Berkeley researchers have identified a new enzyme that plays a major role in controlling the breakdown of fat in mice. The study is published in the January 11 edition of the journal Nature Medicine.

Hei Sook Sul, professor of nutritional sciences and toxicology at UC Berkeley and principal investigator of the research said, "we have discovered a new enzyme within fat cells that is a key regulator of fat metabolism and body weight, making it a promising target in the search for a treatment for human obesity."

Sul's research team includes the three co-lead authors of the paper, all from UC Berkeley's Department of Nutritional Sciences and Toxicology: Kathy Jaworski, former post-doctoral researcher; Maryam Ahmadian, graduate student; and Robin Duncan, post-doctoral fellow.

The enzyme in the spotlight, adipose-specific phospholipase A2 (AdPLA), is found in abundance only in fat tissue. AdPLA sets off a chain of events that increases levels of a signaling molecule called prostaglandin E2 (PGE2), which suppresses the breakdown of fat. Mice that have no AdPLA have lower PGE2 levels and a higher rate of fat metabolism.

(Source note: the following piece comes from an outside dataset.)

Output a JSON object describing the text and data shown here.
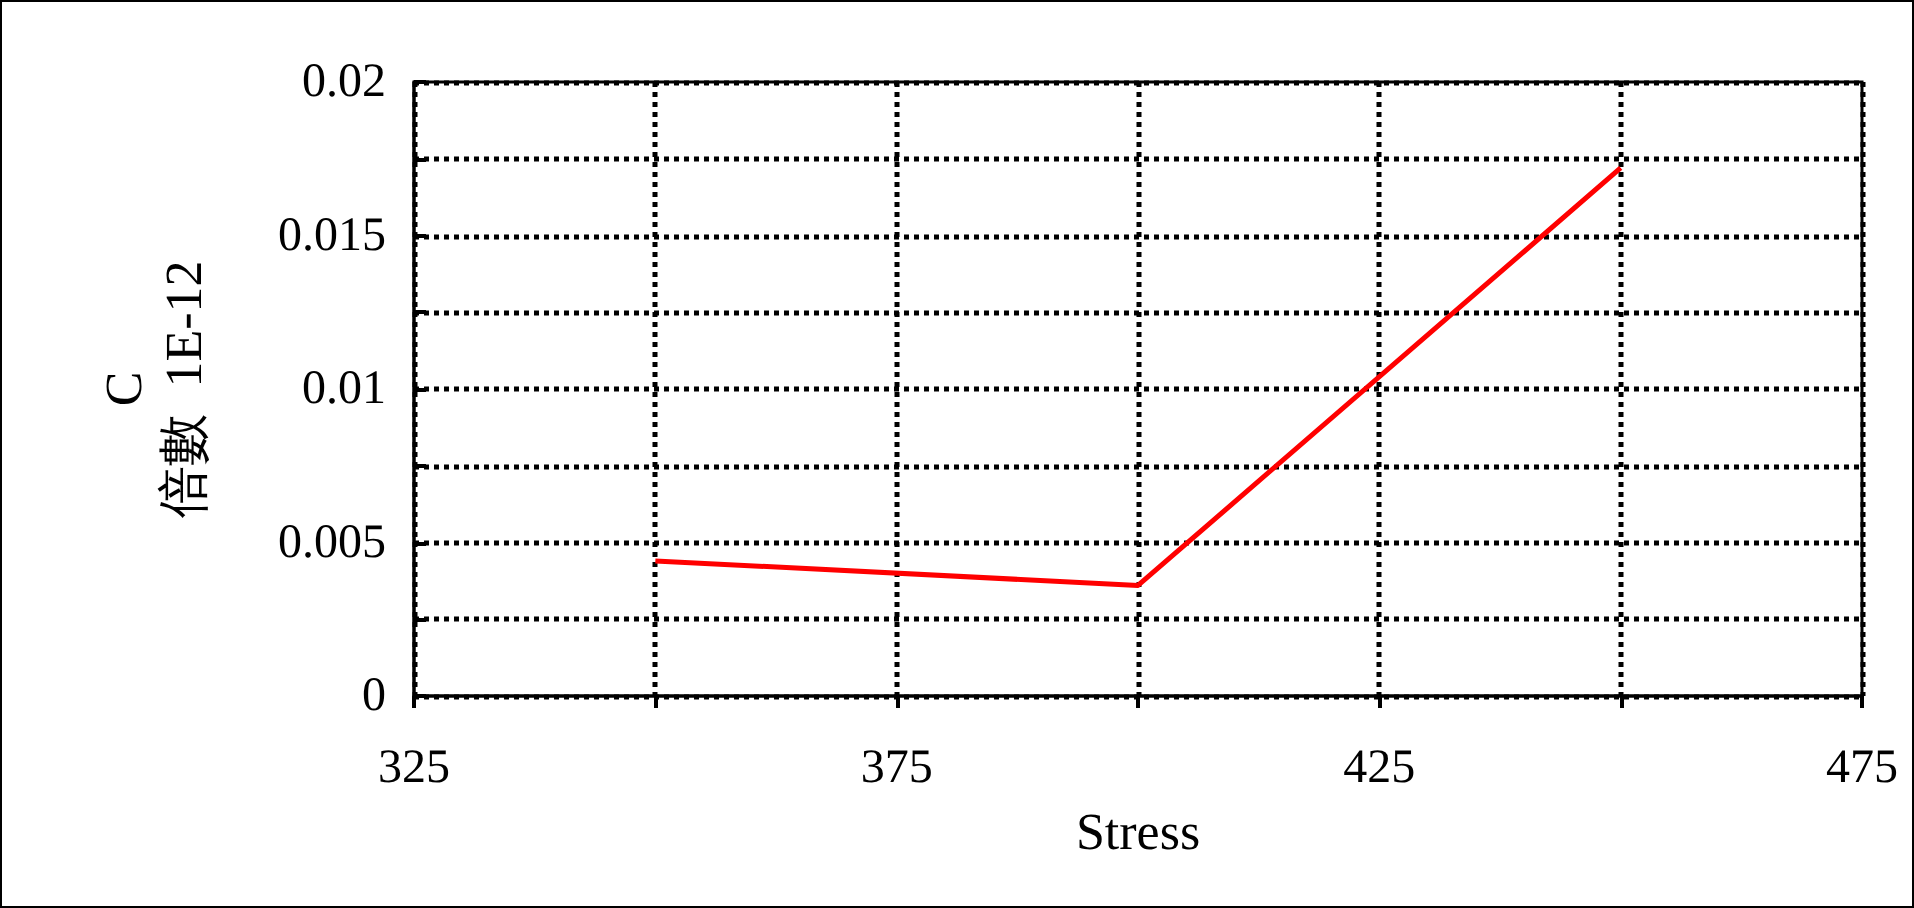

"When levels of PGE2 are decreased because of the lack of AdPLA, fat breakdown proceeds unchecked, resulting in leanness even in animals that eat all day long," said co-lead author Duncan.

Before this paper, the assumption had been that the major players in controlling fat metabolism and body weight were endocrine factors, primarily hormones that are secreted by different organs and glands and travel through the bloodstream to fat tissue, the authors said.

The new findings show that a large portion of the action is occurring within the actual fat tissue, mainly through the autocrine and paracrine action of PGE2 that acts locally within a cell or small group of cells.